Dio non chiede troppo filo per restare qui; solo una venuzza e sangue che vi scorra e un po' d'amore. Come qualcuno ha detto: l'amore e la tosse non si possono nascondere. Neppure un colpetto di tosse neppure un amore minimo. Perciò se hai solo un filo sottile a Dio non importa: Lui te lo troverai tra le mani facilmente proprio come una volta con dieci centesimi ti potevi prendere una Coca.
A novembre compio trent'anni. Sei ancora piccola, hai solo tre anni. Guardiamo le foglie gialle, sono stremate, turbinano nella pioggia d'inverno, cadono e s'acquattano. Ed io ricordo i tre autunni che non hai passato qui. Hanno detto che mai ti avrei riavuto.
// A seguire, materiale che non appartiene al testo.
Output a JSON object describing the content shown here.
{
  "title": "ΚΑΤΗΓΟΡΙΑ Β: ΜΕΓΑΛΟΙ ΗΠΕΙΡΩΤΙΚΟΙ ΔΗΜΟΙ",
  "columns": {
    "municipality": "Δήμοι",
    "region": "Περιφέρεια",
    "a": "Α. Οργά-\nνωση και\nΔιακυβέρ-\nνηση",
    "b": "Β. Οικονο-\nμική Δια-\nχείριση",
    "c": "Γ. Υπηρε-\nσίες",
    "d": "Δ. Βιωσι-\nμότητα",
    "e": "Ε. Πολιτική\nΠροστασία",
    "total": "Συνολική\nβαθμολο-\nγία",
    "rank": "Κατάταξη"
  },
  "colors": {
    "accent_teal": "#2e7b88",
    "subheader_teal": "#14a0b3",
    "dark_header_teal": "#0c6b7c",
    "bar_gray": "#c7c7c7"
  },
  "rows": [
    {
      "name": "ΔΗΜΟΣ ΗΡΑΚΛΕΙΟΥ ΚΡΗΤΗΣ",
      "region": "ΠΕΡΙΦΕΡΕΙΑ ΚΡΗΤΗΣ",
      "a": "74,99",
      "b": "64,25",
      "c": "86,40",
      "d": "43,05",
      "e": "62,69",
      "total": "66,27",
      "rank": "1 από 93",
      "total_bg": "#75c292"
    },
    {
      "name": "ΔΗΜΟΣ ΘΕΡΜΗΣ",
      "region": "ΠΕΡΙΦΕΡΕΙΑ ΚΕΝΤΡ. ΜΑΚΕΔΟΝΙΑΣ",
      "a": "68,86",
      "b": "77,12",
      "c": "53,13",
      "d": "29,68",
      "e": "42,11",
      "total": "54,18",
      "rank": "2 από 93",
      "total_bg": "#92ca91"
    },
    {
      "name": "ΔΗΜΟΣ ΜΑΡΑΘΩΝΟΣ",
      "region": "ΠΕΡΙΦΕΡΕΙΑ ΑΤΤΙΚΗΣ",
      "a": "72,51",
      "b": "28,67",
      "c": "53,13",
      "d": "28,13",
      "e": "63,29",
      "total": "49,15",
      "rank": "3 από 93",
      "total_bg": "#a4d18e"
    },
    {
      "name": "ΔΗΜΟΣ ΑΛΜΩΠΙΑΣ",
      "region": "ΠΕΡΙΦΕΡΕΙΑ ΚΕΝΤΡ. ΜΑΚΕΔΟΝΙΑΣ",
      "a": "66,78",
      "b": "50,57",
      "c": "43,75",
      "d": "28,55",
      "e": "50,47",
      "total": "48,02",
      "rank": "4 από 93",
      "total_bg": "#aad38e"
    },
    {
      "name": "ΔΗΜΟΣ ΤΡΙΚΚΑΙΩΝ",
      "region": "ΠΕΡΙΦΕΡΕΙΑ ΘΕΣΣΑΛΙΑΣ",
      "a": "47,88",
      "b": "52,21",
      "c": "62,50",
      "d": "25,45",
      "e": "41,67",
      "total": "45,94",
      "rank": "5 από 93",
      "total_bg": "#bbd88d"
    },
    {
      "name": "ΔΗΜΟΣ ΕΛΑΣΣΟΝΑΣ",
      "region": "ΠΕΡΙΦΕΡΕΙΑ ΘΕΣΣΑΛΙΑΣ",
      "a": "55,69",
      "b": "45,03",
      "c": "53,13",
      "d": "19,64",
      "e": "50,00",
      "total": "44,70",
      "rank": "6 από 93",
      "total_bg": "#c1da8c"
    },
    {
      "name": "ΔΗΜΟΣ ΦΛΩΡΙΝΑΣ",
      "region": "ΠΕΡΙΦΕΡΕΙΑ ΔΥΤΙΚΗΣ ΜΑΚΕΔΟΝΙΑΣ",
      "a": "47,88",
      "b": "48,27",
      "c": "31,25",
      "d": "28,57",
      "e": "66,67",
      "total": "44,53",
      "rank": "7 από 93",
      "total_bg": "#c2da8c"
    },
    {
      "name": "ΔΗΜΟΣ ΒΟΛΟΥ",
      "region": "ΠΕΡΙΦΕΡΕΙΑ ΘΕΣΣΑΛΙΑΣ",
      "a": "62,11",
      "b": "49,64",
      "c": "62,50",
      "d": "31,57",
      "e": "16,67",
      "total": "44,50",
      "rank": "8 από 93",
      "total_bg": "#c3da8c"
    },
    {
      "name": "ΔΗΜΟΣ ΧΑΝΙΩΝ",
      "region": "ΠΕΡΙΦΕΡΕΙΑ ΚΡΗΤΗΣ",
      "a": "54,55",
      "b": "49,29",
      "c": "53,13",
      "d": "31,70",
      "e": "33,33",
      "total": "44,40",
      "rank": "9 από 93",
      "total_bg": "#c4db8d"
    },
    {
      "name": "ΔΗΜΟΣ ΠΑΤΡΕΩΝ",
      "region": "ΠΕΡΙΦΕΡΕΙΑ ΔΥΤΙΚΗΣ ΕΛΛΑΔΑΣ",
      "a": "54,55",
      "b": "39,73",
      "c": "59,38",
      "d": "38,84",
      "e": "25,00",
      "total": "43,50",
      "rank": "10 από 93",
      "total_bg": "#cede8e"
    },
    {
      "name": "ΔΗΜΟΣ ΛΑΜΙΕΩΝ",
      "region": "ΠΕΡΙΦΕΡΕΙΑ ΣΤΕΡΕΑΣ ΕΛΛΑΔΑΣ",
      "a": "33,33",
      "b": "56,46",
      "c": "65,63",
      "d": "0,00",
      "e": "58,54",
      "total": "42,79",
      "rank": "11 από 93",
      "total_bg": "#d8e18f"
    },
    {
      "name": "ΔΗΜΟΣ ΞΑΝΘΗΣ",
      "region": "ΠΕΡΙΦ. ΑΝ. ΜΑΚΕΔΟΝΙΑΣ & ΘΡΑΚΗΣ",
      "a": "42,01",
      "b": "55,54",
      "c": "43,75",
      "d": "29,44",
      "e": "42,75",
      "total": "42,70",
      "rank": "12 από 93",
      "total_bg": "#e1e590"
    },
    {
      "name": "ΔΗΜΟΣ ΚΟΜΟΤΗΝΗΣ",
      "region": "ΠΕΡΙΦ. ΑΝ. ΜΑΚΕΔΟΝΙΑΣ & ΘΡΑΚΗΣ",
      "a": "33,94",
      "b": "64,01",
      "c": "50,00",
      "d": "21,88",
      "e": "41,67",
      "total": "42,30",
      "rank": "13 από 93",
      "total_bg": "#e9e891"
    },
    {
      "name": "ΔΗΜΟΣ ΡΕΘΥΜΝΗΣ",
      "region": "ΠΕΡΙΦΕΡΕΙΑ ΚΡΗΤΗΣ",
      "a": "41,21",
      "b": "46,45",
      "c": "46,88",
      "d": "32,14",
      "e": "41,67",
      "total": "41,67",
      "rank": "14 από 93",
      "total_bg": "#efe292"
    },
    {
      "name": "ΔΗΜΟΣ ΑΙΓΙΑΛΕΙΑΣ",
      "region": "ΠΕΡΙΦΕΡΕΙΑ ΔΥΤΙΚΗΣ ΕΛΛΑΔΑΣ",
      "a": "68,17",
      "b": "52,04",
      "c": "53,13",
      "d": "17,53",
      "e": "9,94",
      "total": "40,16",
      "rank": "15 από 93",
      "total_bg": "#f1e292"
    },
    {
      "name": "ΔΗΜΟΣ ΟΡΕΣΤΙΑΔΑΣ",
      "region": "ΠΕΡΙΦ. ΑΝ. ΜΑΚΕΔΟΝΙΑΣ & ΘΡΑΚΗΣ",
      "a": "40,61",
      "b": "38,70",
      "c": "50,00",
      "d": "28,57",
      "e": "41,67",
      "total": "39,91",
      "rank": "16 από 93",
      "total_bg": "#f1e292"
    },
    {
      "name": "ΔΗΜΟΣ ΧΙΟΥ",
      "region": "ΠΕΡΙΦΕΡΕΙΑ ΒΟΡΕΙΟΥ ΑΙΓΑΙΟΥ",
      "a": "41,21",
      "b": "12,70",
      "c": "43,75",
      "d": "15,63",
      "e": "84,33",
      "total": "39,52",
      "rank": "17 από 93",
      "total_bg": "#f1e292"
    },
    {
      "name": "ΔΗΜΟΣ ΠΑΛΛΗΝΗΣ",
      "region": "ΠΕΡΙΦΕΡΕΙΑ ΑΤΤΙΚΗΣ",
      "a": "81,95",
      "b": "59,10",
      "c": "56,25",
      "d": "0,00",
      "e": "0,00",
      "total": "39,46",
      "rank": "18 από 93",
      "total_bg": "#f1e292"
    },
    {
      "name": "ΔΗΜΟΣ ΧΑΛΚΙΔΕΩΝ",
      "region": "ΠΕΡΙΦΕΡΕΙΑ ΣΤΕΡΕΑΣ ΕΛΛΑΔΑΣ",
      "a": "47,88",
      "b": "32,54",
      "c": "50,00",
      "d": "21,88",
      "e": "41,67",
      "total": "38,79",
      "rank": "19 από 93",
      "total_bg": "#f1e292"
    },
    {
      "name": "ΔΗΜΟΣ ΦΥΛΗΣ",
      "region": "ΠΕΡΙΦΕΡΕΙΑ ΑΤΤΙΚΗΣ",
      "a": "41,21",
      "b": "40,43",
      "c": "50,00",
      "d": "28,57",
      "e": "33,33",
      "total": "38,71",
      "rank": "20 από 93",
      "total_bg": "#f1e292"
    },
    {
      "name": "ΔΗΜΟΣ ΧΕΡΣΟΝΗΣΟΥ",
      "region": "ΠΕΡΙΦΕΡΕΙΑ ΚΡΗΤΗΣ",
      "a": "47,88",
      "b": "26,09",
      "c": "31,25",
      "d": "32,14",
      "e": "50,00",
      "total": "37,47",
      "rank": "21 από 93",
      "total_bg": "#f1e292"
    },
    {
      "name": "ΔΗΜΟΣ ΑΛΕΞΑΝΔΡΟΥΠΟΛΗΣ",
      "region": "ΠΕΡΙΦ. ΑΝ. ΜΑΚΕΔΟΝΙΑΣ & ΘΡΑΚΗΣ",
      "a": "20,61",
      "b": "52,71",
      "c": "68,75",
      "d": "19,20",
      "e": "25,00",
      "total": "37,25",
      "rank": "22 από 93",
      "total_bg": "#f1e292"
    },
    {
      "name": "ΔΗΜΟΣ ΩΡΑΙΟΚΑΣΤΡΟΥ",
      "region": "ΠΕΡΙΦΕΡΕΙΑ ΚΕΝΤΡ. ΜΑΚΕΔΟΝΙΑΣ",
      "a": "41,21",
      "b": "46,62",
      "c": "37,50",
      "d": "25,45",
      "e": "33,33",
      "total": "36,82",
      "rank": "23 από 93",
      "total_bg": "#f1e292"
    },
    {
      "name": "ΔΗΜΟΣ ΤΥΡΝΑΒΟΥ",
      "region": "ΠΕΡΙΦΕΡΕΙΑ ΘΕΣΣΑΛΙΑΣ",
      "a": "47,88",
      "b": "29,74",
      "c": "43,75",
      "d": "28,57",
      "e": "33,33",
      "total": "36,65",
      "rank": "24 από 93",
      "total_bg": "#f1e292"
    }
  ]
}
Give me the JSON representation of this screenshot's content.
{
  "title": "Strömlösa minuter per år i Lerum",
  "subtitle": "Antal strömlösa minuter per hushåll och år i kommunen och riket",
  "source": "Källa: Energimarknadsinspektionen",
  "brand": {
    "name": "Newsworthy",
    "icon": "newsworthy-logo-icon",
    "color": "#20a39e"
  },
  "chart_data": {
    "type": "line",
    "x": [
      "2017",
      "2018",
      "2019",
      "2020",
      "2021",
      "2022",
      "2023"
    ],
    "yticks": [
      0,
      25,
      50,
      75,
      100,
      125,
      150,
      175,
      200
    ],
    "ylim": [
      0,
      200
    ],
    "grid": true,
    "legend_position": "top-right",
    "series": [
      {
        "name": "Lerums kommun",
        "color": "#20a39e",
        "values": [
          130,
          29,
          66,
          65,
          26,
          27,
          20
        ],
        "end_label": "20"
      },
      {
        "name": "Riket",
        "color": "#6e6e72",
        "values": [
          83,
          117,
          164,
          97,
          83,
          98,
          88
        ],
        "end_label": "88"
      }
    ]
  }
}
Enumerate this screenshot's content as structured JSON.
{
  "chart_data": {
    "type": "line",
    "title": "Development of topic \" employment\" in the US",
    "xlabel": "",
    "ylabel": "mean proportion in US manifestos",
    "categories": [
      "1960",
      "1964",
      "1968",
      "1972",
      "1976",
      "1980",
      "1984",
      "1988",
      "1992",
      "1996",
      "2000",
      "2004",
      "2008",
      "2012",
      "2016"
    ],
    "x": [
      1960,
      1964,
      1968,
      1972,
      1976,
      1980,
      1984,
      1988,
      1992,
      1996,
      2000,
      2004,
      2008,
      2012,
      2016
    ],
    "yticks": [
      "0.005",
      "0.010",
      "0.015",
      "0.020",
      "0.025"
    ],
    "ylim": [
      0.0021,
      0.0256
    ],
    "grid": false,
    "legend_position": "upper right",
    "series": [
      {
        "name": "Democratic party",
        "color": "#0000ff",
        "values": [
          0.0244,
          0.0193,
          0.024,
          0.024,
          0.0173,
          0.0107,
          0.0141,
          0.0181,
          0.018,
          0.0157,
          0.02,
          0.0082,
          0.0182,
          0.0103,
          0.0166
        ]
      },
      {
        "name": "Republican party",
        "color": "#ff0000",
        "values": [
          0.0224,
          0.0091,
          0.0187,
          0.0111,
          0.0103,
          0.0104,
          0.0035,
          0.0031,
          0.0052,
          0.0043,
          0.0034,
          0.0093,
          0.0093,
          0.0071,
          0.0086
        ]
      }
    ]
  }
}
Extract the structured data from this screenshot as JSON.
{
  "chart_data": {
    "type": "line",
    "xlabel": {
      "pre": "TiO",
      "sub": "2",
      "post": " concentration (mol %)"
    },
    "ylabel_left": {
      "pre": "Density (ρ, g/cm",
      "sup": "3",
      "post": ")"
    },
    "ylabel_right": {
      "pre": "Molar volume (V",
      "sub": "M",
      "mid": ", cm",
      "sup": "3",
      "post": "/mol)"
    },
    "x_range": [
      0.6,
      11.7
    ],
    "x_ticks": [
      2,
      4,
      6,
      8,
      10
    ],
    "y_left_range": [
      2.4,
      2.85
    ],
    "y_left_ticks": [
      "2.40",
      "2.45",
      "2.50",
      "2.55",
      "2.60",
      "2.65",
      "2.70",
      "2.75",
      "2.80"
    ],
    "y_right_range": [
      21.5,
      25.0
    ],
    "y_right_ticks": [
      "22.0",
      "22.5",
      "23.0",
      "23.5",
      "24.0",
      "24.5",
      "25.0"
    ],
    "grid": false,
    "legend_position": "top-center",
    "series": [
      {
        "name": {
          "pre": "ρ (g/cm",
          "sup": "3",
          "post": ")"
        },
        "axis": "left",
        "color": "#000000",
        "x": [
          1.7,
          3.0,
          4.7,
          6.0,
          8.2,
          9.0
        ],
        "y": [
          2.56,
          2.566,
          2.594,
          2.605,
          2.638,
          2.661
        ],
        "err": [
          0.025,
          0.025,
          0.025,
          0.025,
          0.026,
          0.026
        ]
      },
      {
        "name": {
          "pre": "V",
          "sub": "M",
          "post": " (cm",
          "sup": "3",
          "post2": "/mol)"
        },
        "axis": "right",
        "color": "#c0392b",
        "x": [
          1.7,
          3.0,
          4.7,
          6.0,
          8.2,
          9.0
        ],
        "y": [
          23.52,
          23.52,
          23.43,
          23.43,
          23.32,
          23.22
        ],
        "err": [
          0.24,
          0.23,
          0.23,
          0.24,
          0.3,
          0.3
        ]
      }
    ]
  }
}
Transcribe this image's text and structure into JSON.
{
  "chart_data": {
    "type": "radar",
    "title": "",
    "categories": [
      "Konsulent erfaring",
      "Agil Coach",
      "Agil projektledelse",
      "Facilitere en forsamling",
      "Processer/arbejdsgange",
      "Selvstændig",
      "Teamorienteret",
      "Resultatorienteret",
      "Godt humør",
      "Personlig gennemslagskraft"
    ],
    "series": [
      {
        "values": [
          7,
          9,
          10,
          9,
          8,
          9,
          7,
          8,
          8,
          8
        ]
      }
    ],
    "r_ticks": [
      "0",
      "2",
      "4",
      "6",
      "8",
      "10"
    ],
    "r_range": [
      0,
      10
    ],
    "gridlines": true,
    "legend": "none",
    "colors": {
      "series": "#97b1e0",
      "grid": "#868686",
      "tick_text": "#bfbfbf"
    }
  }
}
Ti dico quel che mai saprai davvero: le congetture mediche che spiegano il cervello non saranno mai reali quanto queste foglie abbattute.
Io, che ho tentato due volte d'ammazzarmi, ti avevo dato un nomignolo appena arrivata, nei mesi del piagnucolare; poi una febbre t'è rantolata in gola ed io mi muovevo come una pantomima attorno al tuo capino. Angeli brutti mi hanno parlato. La colpa, dicevano, era mia. Facevano gli spioni come streghe verdi versando nella testa la rovina come un rubinetto rotto; come se la rovina avesse allagato la pancia e sommerso la culla, un vecchio debito che dovevo accollarmi.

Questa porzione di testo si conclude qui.